Wichtigste Allergieauslöser sind Duftstoffe (Parfum). Kosmetikfirmen verzichten nur ungern darauf. Dabei geht es nicht nur darum, dass viele Verbraucher einen "schönen Duft" wünschen, sondern auch darum, einen als unangenehm empfundenen chemischen Eigengeruch einer Kosmetikrezeptur zu überdecken. Parfum wird also zugesetzt, damit die Kosmetik nicht nach Chemie stinkt (um es mal etwas drastisch zu formulieren).
Immerhin gibt es inzwischen schon so viele Verbraucher, die mit Parfum nicht mehr zurecht kommen, dass das Angebot an parfumfreier Kosmetik in letzter Zeit zugenommen hat. Diese ist oft nicht völlig geruchlos, sondern hat einen Eigengeruch, der nicht durch die Beigabe von Duftstoffen aufgehübscht wurde.
Wie für Konservierungs- und Farbstoffe (die dritte Gruppe gängiger Allergieauslöser) gilt auch für Duftstoffe, dass nicht alle gleich gefährlich sind. Deshalb kommt es vor, dass auch Multiallergiker einzelne Kosmetikartikel mit bestimmten Duftstoffen und/oder Konservierungsstoffen und/oder Farbstoffen erstaunlicherweise ganz gut vertragen. Ich schreibe das hier nur aus Gründen der Seriosität mit rein.

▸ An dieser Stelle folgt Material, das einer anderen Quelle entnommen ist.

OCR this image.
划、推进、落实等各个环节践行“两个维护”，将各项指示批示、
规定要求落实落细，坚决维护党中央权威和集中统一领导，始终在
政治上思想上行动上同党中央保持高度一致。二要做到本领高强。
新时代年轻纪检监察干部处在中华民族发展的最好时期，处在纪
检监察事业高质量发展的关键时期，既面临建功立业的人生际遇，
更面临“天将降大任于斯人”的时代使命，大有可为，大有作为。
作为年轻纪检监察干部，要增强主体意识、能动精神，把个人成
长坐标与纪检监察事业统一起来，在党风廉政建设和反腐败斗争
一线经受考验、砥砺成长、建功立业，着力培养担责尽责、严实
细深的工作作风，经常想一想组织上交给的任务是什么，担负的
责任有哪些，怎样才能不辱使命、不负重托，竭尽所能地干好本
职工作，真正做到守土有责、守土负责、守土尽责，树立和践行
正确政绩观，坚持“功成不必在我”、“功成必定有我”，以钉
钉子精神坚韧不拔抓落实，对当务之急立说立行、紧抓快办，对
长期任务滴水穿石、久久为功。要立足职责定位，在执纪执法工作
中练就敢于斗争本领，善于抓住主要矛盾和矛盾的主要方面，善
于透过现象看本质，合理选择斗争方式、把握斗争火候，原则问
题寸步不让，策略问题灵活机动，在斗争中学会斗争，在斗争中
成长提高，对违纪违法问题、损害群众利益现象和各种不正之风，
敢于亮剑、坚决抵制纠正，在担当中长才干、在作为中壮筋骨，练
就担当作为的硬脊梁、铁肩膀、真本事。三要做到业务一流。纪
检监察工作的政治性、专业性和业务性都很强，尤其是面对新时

Für die Betroffenen ist es beim Studium der INCIs kaum abzuschätzen, ob sie das Produkt vertragen. Das gilt insbesondere für den Sammelbegriff "Parfum".
Keinen Wert haben für uns Werbeaussagen wie: "Hautverträglichkeit dermatologisch bestätigt/bewiesen". Sowas schreibt z.B. sebamed, und deren Lieblingsparfum bekommt meiner Haut gar nicht. Möglicherweise gibt es darauf seltener Allergien als auf andere Parfums, aber wenn ich der seltene Fall bin, dann habe ich nichts davon, dass es selten vorkommt.

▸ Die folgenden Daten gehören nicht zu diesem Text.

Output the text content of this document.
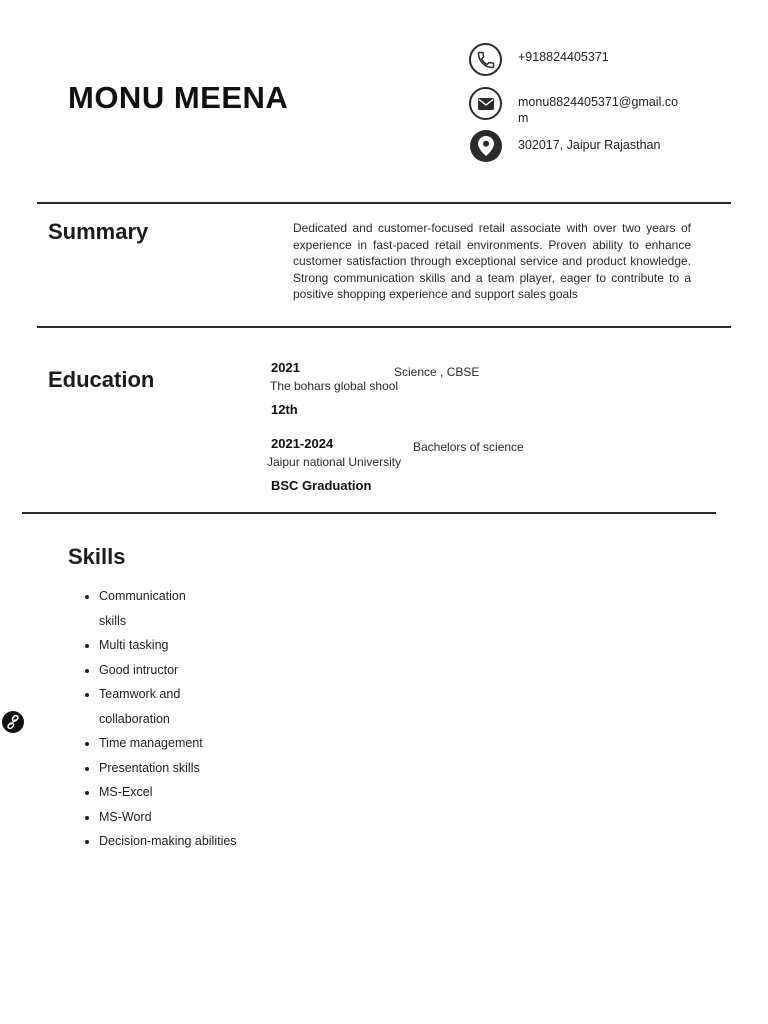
MONU MEENA
+918824405371
monu8824405371@gmail.com
302017, Jaipur Rajasthan
Summary	Dedicated and customer-focused retail associate with over two years of experience in fast-paced retail environments. Proven ability to enhance customer satisfaction through exceptional service and product knowledge. Strong communication skills and a team player, eager to contribute to a positive shopping experience and support sales goals
Education	2021	Science , CBSE
The bohars global shool
12th
2021-2024	Bachelors of science
Jaipur national University
BSC Graduation
Skills
• Communication skills
• Multi tasking
• Good intructor
• Teamwork and collaboration
• Time management
• Presentation skills
• MS-Excel
• MS-Word
• Decision-making abilities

"Schönheit muss leiden" --- das finde ich nicht. Wohlbefinden und ein gesunder Hautzustand tragen wesentlich zu einer schönen Ausstrahlung bei. Wenn ich für mich geeignete (hypoallergene) Kosmetik verwende, dann leide ich nicht, sondern genieße es. Und umgekehrt, wenn ich ungeeignete Kosmetik verwende, z.B. eine Serie "for men", mit dem Duft, "der Frauen provoziert", dann leide ich zwar, bin aber überhaupt nicht schön, tja, und die Frauen kann ich dann erst mal vergessen. Leiden und schön sein --- für Allergiker kann das nicht zusammengehen.
Um noch mal auf den konstruierten Gegensatz Naturkosmetik <-> konventionelle Kosmetik zurückzukommen. ? Vorurteile gegen die eine oder die andere Richtung sind nicht angebracht. Man sollte auch nicht glauben, die "bösen" Hersteller wollten die "armen" Verbraucher "vergiften". Paranoia führt zu nichts.
Ein nüchterner und informierter Umgang mit dem Kosmetikthema ist für uns auf jeden Fall von Vorteil. Die Haut ist ein den ganzen Körper umspannendes Sinnes- und Schutzorgan. Wir sollten es pflegen (ohne zu leiden).